Читать «Буковски. Меньше, чем ничто» онлайн - страница 83

Дмитрий Станиславович Хаустов

Думаю, так и есть. И наша ошибка – в ключевом слове: правильно не «высказывать» солидарность, но, на мой взгляд, «выказывать» ее. Буковски вводит фигуру изгоя в свою литературу не на уровне языка, а на уровне жеста – того изначального указательного значения, которым язык и обладает. Еще до того, как озаботиться языковыми стратегиями, Буковски физически живет с исключенными, сам живет как исключенный и, далее, в литературе указывает на эту жизнь. То есть главное для Буковски – не имманентная сфера слов, но именно чувственный мир вещей и событий, по отношению к которому литература выполняет простую, первичную указательную функцию. Предметность прежде слова, и жестом литературного указания лишь закрепляется приоритет предметности. Буковски – сначала художник жизни, затем уж художник слов, и, более того, словесные его художества – лишь способ указательной кодификации изначального жеста. Буковски – стихийный натуралист, поэт факта. Ему нет особого дела до языка, до голоса исключенных. С него хватит их тел, более чем реальных и неустранимых в своей оголенной фактичности. «Вот эти тела» – говорят нам произведения Буковски-литератора.

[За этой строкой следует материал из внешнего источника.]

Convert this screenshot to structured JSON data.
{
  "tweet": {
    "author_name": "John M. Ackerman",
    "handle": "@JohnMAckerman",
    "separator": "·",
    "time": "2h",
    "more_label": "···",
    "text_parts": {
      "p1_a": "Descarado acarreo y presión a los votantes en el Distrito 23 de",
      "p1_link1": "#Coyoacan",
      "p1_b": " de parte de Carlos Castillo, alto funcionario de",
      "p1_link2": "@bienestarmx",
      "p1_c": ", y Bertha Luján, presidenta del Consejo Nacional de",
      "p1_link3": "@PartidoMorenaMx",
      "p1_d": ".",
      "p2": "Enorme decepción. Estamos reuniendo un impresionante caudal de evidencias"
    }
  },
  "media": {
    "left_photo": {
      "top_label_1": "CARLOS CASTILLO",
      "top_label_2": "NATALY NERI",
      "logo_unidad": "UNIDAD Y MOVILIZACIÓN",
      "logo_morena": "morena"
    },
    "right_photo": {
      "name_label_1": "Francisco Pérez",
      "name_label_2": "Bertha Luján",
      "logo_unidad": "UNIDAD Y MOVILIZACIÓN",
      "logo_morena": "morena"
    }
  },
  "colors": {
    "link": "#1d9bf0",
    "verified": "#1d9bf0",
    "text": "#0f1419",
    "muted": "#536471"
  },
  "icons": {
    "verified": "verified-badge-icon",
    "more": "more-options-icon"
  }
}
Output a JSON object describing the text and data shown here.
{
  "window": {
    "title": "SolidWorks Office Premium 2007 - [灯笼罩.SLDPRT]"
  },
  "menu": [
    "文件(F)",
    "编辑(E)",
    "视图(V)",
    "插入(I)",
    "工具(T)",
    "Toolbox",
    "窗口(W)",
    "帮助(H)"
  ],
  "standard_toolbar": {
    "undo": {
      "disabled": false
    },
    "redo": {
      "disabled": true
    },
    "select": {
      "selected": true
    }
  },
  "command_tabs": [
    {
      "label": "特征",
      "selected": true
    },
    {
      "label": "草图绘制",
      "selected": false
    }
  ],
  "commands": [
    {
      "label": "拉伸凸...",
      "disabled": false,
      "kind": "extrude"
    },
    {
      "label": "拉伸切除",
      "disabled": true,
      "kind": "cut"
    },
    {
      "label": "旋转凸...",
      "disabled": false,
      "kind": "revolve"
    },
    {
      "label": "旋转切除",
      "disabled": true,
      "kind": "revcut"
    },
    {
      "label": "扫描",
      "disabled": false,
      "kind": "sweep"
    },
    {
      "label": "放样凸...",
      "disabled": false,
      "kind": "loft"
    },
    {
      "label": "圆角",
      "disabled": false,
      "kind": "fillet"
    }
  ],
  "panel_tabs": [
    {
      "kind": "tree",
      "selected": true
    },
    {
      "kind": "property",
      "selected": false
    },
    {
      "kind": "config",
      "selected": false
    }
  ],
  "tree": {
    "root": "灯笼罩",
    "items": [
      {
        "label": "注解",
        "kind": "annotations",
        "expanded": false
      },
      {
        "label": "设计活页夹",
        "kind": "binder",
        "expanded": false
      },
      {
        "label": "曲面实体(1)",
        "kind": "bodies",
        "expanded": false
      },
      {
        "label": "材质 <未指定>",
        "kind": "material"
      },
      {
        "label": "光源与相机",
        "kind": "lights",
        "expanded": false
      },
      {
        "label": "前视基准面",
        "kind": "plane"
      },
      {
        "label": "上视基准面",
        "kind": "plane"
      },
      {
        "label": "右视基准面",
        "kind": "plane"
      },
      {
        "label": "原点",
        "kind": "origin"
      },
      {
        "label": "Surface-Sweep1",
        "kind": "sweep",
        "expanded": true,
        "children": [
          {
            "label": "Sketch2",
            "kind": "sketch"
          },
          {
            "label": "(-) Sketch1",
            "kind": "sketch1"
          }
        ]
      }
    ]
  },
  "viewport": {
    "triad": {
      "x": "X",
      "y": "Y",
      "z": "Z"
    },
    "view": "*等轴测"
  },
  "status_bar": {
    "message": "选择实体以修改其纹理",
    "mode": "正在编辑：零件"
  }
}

Именно для этого Буковски нужен самый простой разговорный язык – прозрачный язык, через который – за отсутствием риторических украшений – наилучшим образом видно сам предмет высказывания. Предмет – это жизнь человека, автора, в литературе продублированная опять-таки указательным персонажем по имени Генри Чинаски. Именно за жизнь автора/персонажа, за сам предмет, на который указывают тексты, любят литературу Буковски. Это указательная, а не риторически самодостаточная, текстоцентрическая литература. Тут всё как с поэтическими чтениями Буковски: публика ходила на них не для того, чтобы послушать тексты, но для того, чтобы – воспользовавшись текстом как поводом – посмотреть на реального человека, пьющего, дерущегося и танцующего, порой что-то там говорящего, но и эти рыканья воспринимались скорее как этакий животный звук, а не как осмысленные высказывания. Содержание литературы Буковски – не сама эта литература, но фактическая предметность, на которую литература указывает. И тем не менее это не значит, что в так понятой литературе совсем нет критического социального подтекста.

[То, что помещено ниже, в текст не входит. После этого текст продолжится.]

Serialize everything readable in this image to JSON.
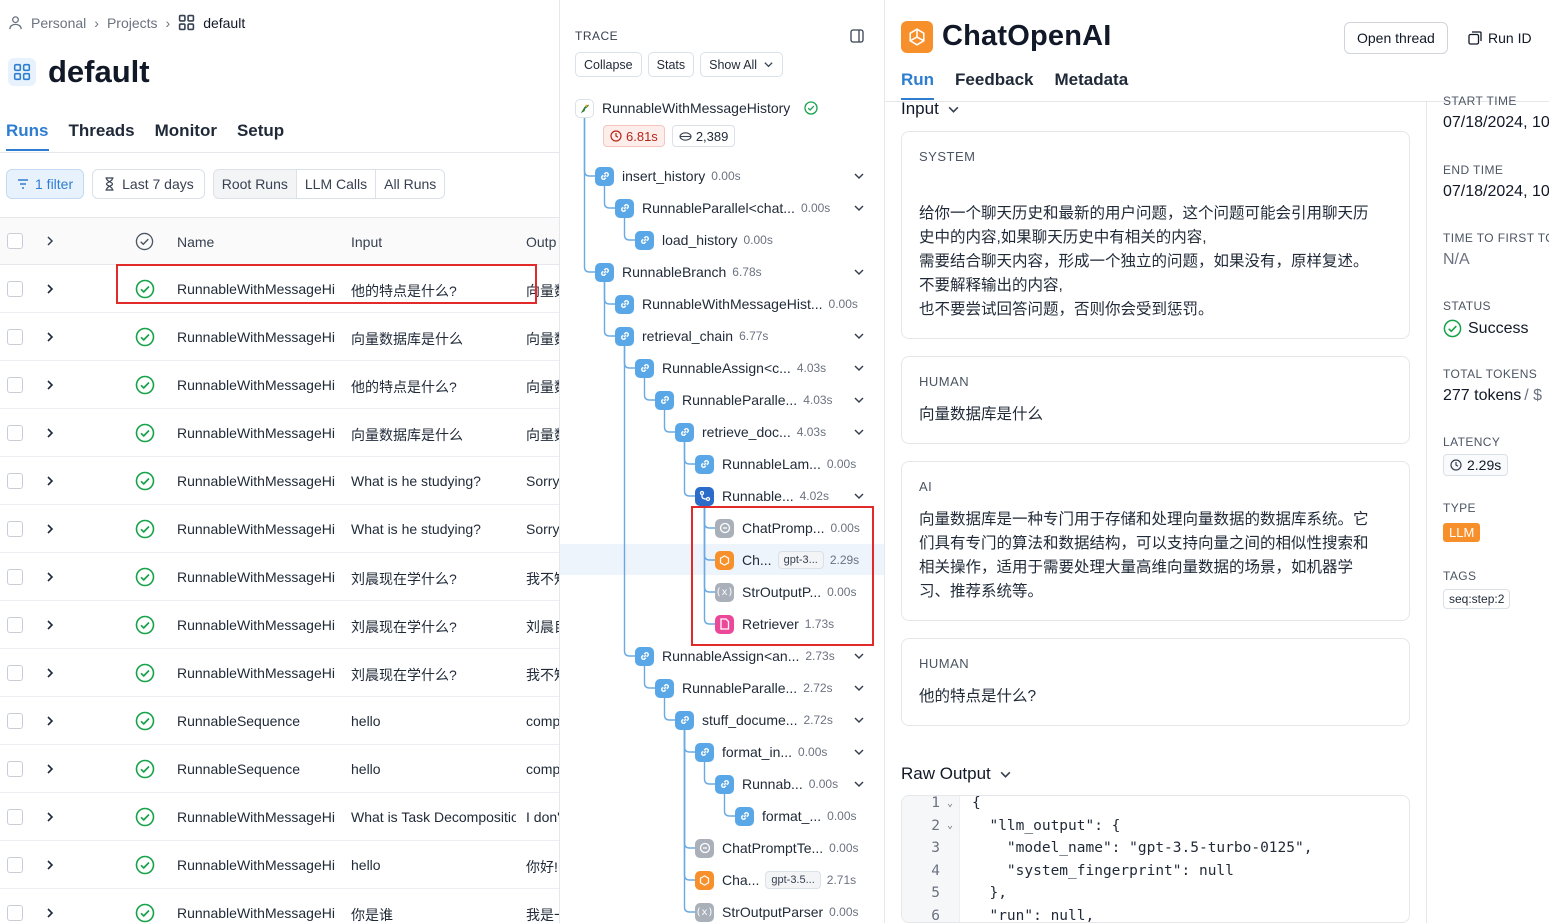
{
  "breadcrumb": {
    "personal": "Personal",
    "projects": "Projects",
    "current": "default"
  },
  "page_title": "default",
  "left_tabs": [
    "Runs",
    "Threads",
    "Monitor",
    "Setup"
  ],
  "filters": {
    "filter_chip": "1 filter",
    "date_chip": "Last 7 days",
    "segments": [
      "Root Runs",
      "LLM Calls",
      "All Runs"
    ]
  },
  "table": {
    "headers": {
      "name": "Name",
      "input": "Input",
      "output": "Outp"
    },
    "rows": [
      {
        "name": "RunnableWithMessageHistory",
        "input": "他的特点是什么?",
        "output": "向量数据库"
      },
      {
        "name": "RunnableWithMessageHistory",
        "input": "向量数据库是什么",
        "output": "向量数据库"
      },
      {
        "name": "RunnableWithMessageHistory",
        "input": "他的特点是什么?",
        "output": "向量数据库"
      },
      {
        "name": "RunnableWithMessageHistory",
        "input": "向量数据库是什么",
        "output": "向量数据库"
      },
      {
        "name": "RunnableWithMessageHistory",
        "input": "What is he studying?",
        "output": "Sorry"
      },
      {
        "name": "RunnableWithMessageHistory",
        "input": "What is he studying?",
        "output": "Sorry"
      },
      {
        "name": "RunnableWithMessageHistory",
        "input": "刘晨现在学什么?",
        "output": "我不知道"
      },
      {
        "name": "RunnableWithMessageHistory",
        "input": "刘晨现在学什么?",
        "output": "刘晨目前"
      },
      {
        "name": "RunnableWithMessageHistory",
        "input": "刘晨现在学什么?",
        "output": "我不知道"
      },
      {
        "name": "RunnableSequence",
        "input": "hello",
        "output": "comp"
      },
      {
        "name": "RunnableSequence",
        "input": "hello",
        "output": "comp"
      },
      {
        "name": "RunnableWithMessageHistory",
        "input": "What is Task Decomposition?",
        "output": "I don't"
      },
      {
        "name": "RunnableWithMessageHistory",
        "input": "hello",
        "output": "你好!"
      },
      {
        "name": "RunnableWithMessageHistory",
        "input": "你是谁",
        "output": "我是一"
      }
    ]
  },
  "trace": {
    "label": "TRACE",
    "buttons": {
      "collapse": "Collapse",
      "stats": "Stats",
      "show_all": "Show All"
    },
    "root": {
      "name": "RunnableWithMessageHistory",
      "latency": "6.81s",
      "tokens": "2,389"
    },
    "nodes": [
      {
        "name": "insert_history",
        "time": "0.00s",
        "depth": 1,
        "kind": "chain",
        "chev": true
      },
      {
        "name": "RunnableParallel<chat...",
        "time": "0.00s",
        "depth": 2,
        "kind": "chain",
        "chev": true
      },
      {
        "name": "load_history",
        "time": "0.00s",
        "depth": 3,
        "kind": "chain",
        "chev": false
      },
      {
        "name": "RunnableBranch",
        "time": "6.78s",
        "depth": 1,
        "kind": "chain",
        "chev": true
      },
      {
        "name": "RunnableWithMessageHist...",
        "time": "0.00s",
        "depth": 2,
        "kind": "chain",
        "chev": false
      },
      {
        "name": "retrieval_chain",
        "time": "6.77s",
        "depth": 2,
        "kind": "chain",
        "chev": true
      },
      {
        "name": "RunnableAssign<c...",
        "time": "4.03s",
        "depth": 3,
        "kind": "chain",
        "chev": true
      },
      {
        "name": "RunnableParalle...",
        "time": "4.03s",
        "depth": 4,
        "kind": "chain",
        "chev": true
      },
      {
        "name": "retrieve_doc...",
        "time": "4.03s",
        "depth": 5,
        "kind": "chain",
        "chev": true
      },
      {
        "name": "RunnableLam...",
        "time": "0.00s",
        "depth": 6,
        "kind": "chain",
        "chev": false
      },
      {
        "name": "Runnable...",
        "time": "4.02s",
        "depth": 6,
        "kind": "branch",
        "chev": true
      },
      {
        "name": "ChatPromp...",
        "time": "0.00s",
        "depth": 7,
        "kind": "prompt",
        "chev": false
      },
      {
        "name": "Ch...",
        "time": "2.29s",
        "depth": 7,
        "kind": "llm",
        "chev": false,
        "model": "gpt-3..."
      },
      {
        "name": "StrOutputP...",
        "time": "0.00s",
        "depth": 7,
        "kind": "parser",
        "chev": false
      },
      {
        "name": "Retriever",
        "time": "1.73s",
        "depth": 7,
        "kind": "retriever",
        "chev": false
      },
      {
        "name": "RunnableAssign<an...",
        "time": "2.73s",
        "depth": 3,
        "kind": "chain",
        "chev": true
      },
      {
        "name": "RunnableParalle...",
        "time": "2.72s",
        "depth": 4,
        "kind": "chain",
        "chev": true
      },
      {
        "name": "stuff_docume...",
        "time": "2.72s",
        "depth": 5,
        "kind": "chain",
        "chev": true
      },
      {
        "name": "format_in...",
        "time": "0.00s",
        "depth": 6,
        "kind": "chain",
        "chev": true
      },
      {
        "name": "Runnab...",
        "time": "0.00s",
        "depth": 7,
        "kind": "chain",
        "chev": true
      },
      {
        "name": "format_...",
        "time": "0.00s",
        "depth": 8,
        "kind": "chain",
        "chev": false
      },
      {
        "name": "ChatPromptTe...",
        "time": "0.00s",
        "depth": 6,
        "kind": "prompt",
        "chev": false
      },
      {
        "name": "Cha...",
        "time": "2.71s",
        "depth": 6,
        "kind": "llm",
        "chev": false,
        "model": "gpt-3.5..."
      },
      {
        "name": "StrOutputParser",
        "time": "0.00s",
        "depth": 6,
        "kind": "parser",
        "chev": false
      }
    ]
  },
  "detail": {
    "title": "ChatOpenAI",
    "open_thread": "Open thread",
    "run_id": "Run ID",
    "tabs": [
      "Run",
      "Feedback",
      "Metadata"
    ],
    "input_title": "Input",
    "messages": [
      {
        "role": "SYSTEM",
        "text": [
          "给你一个聊天历史和最新的用户问题，这个问题可能会引用聊天历",
          "史中的内容,如果聊天历史中有相关的内容,",
          "需要结合聊天内容，形成一个独立的问题，如果没有，原样复述。",
          "不要解释输出的内容,",
          "也不要尝试回答问题，否则你会受到惩罚。"
        ]
      },
      {
        "role": "HUMAN",
        "text": [
          "向量数据库是什么"
        ]
      },
      {
        "role": "AI",
        "text": [
          "向量数据库是一种专门用于存储和处理向量数据的数据库系统。它",
          "们具有专门的算法和数据结构，可以支持向量之间的相似性搜索和",
          "相关操作，适用于需要处理大量高维向量数据的场景，如机器学",
          "习、推荐系统等。"
        ]
      },
      {
        "role": "HUMAN",
        "text": [
          "他的特点是什么?"
        ]
      }
    ],
    "raw_output_title": "Raw Output",
    "code_lines": [
      {
        "n": "1",
        "fold": true,
        "text": "{"
      },
      {
        "n": "2",
        "fold": true,
        "text": "  \"llm_output\": {"
      },
      {
        "n": "3",
        "fold": false,
        "text": "    \"model_name\": \"gpt-3.5-turbo-0125\","
      },
      {
        "n": "4",
        "fold": false,
        "text": "    \"system_fingerprint\": null"
      },
      {
        "n": "5",
        "fold": false,
        "text": "  },"
      },
      {
        "n": "6",
        "fold": false,
        "text": "  \"run\": null,"
      }
    ],
    "meta": {
      "start_time_label": "START TIME",
      "start_time": "07/18/2024, 10",
      "end_time_label": "END TIME",
      "end_time": "07/18/2024, 10",
      "ttft_label": "TIME TO FIRST TO",
      "ttft": "N/A",
      "status_label": "STATUS",
      "status": "Success",
      "tokens_label": "TOTAL TOKENS",
      "tokens": "277 tokens",
      "tokens_sep": "/ $",
      "latency_label": "LATENCY",
      "latency": "2.29s",
      "type_label": "TYPE",
      "type": "LLM",
      "tags_label": "TAGS",
      "tag": "seq:step:2"
    }
  },
  "colors": {
    "accent": "#2f7dd1",
    "success": "#16a34a",
    "highlight": "#e22a2a",
    "openai": "#f7902b",
    "retriever": "#ec4899",
    "chain": "#5aa7e8"
  }
}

Я полагаю, Буковски, без сомнения, может быть отнесен к той древней критической традиции, которая на заре западной цивилизации смешивала слово с жестом и называлась кинической школой. У Буковски есть всё от античного киника, этакого Антисфена или, тем более, Диогена из современного Лос-Анджелеса: он чужд всякого идеализма, как киникам была чужда платоническая философия; он видит в человеке не воображаемую душу, но реальное, плотное тело; он ведет эпатажную жизнь, которую осуждают возмущенные благонравные граждане, но которая, тем не менее, провоцирует их демонстрировать свое истинное лицо, служа тем самым делу критического разоблачения. Как и киники, Буковски был минималистом и предпочитал обходиться без лишних благ, которые порабощают современного человека. Как киники, он был большим юмористом, иронизирующим над современной ему цивилизацией и высмеивающим ее характерные черты. К тому же Буковски вел себя так непристойно на публике, что прямое сравнение с легендарным Диогеном он явно выдерживает.